One of the main theses of the book is that the material progress that commenced in the eighteenth century with the Industrial Revolution and the Enlightenment brought with it the largest inequality gap in human history. Deaton points to humanity's undeniable progress over the course of 250 years, as indicated by the substantial drop in mortality rates and increase in life expectancy yet admits that progress has been simultaneously accompanied by inequality. Deaton shows how progress produces inequality and how inequality can sometimes bring about further progress. For Deaton, the “greatest escape in history” is the enormous reduction in global poverty since 1980 as a result of high economic growth rates, mainly in China and India, which have transformed the lives of over a billion people.

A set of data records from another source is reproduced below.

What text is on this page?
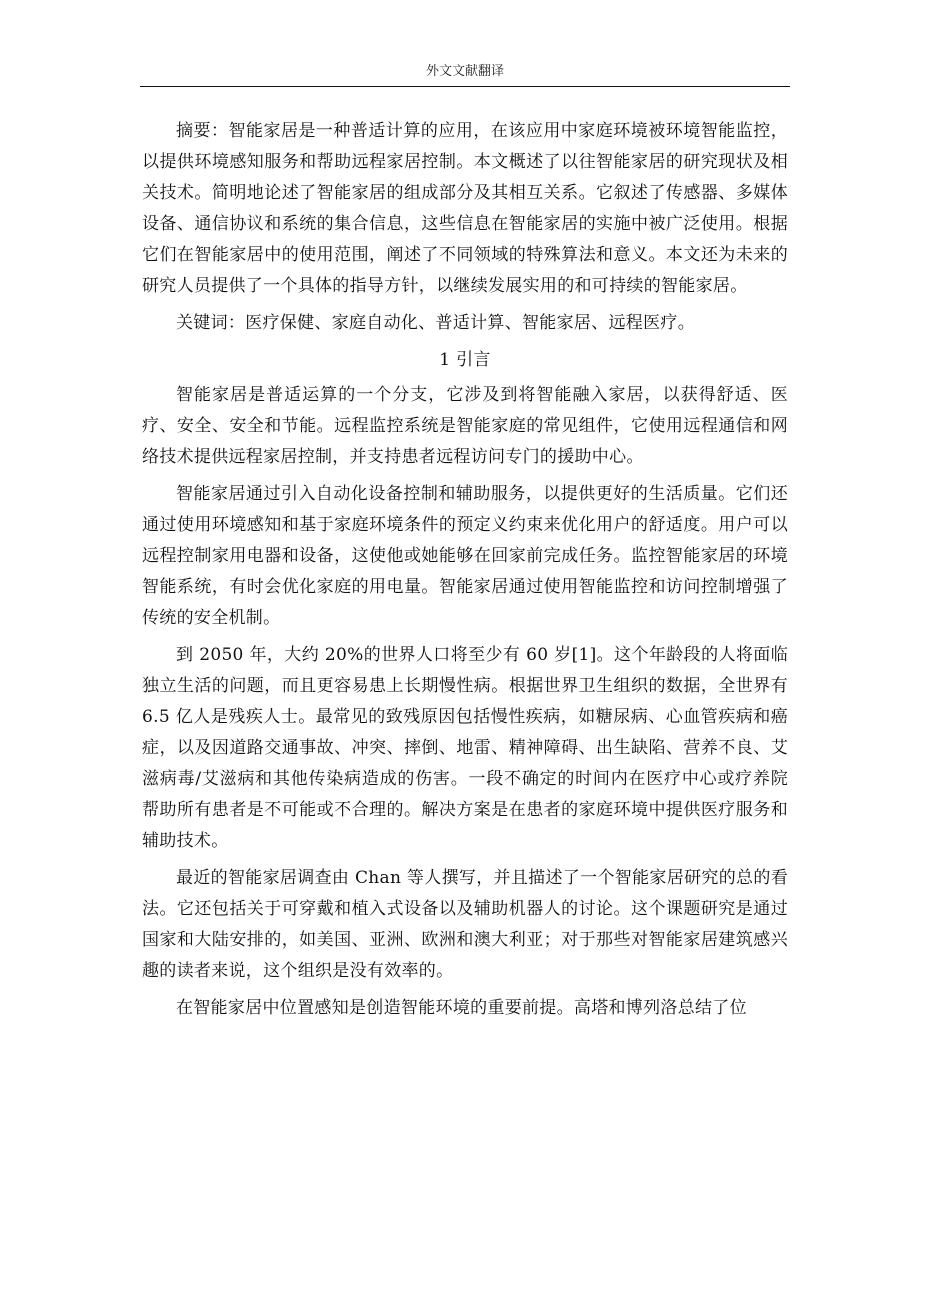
外文文献翻译

摘要：智能家居是一种普适计算的应用，在该应用中家庭环境被环境智能监控，以提供环境感知服务和帮助远程家居控制。本文概述了以往智能家居的研究现状及相关技术。简明地论述了智能家居的组成部分及其相互关系。它叙述了传感器、多媒体设备、通信协议和系统的集合信息，这些信息在智能家居的实施中被广泛使用。根据它们在智能家居中的使用范围，阐述了不同领域的特殊算法和意义。本文还为未来的研究人员提供了一个具体的指导方针，以继续发展实用的和可持续的智能家居。

关键词：医疗保健、家庭自动化、普适计算、智能家居、远程医疗。

1 引言

智能家居是普适运算的一个分支，它涉及到将智能融入家居，以获得舒适、医疗、安全、安全和节能。远程监控系统是智能家庭的常见组件，它使用远程通信和网络技术提供远程家居控制，并支持患者远程访问专门的援助中心。

智能家居通过引入自动化设备控制和辅助服务，以提供更好的生活质量。它们还通过使用环境感知和基于家庭环境条件的预定义约束来优化用户的舒适度。用户可以远程控制家用电器和设备，这使他或她能够在回家前完成任务。监控智能家居的环境智能系统，有时会优化家庭的用电量。智能家居通过使用智能监控和访问控制增强了传统的安全机制。

到 2050 年，大约 20%的世界人口将至少有 60 岁[1]。这个年龄段的人将面临独立生活的问题，而且更容易患上长期慢性病。根据世界卫生组织的数据，全世界有 6.5 亿人是残疾人士。最常见的致残原因包括慢性疾病，如糖尿病、心血管疾病和癌症，以及因道路交通事故、冲突、摔倒、地雷、精神障碍、出生缺陷、营养不良、艾滋病毒/艾滋病和其他传染病造成的伤害。一段不确定的时间内在医疗中心或疗养院帮助所有患者是不可能或不合理的。解决方案是在患者的家庭环境中提供医疗服务和辅助技术。

最近的智能家居调查由 Chan 等人撰写，并且描述了一个智能家居研究的总的看法。它还包括关于可穿戴和植入式设备以及辅助机器人的讨论。这个课题研究是通过国家和大陆安排的，如美国、亚洲、欧洲和澳大利亚；对于那些对智能家居建筑感兴趣的读者来说，这个组织是没有效率的。

在智能家居中位置感知是创造智能环境的重要前提。高塔和博列洛总结了位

In the book's closing section, Deaton puts aside positive economics and takes up normative economics, i.e., leaves behind what is and discusses what should be. The author calls upon those of us lucky enough to live good lives to consider our moral obligation in reducing poverty and bad health around the world. Yet, Deaton criticizes international aid per se because of its adverse effects, particularly in weak institutional states. This is one of Deaton's most controversial opinions and is certain to provoke lively discussion in the area of economic development studies.
The Great Escape is a must read for those interested in the enduring topics of development, poverty, and inequality, —as seen from the all-important perspective of human health and well-being. This highly readable text takes on a subject that by its nature is multidisciplinary. Readers wanting to have a holistic, engaging and profound exploration of inequality will profit highly from Deaton's book.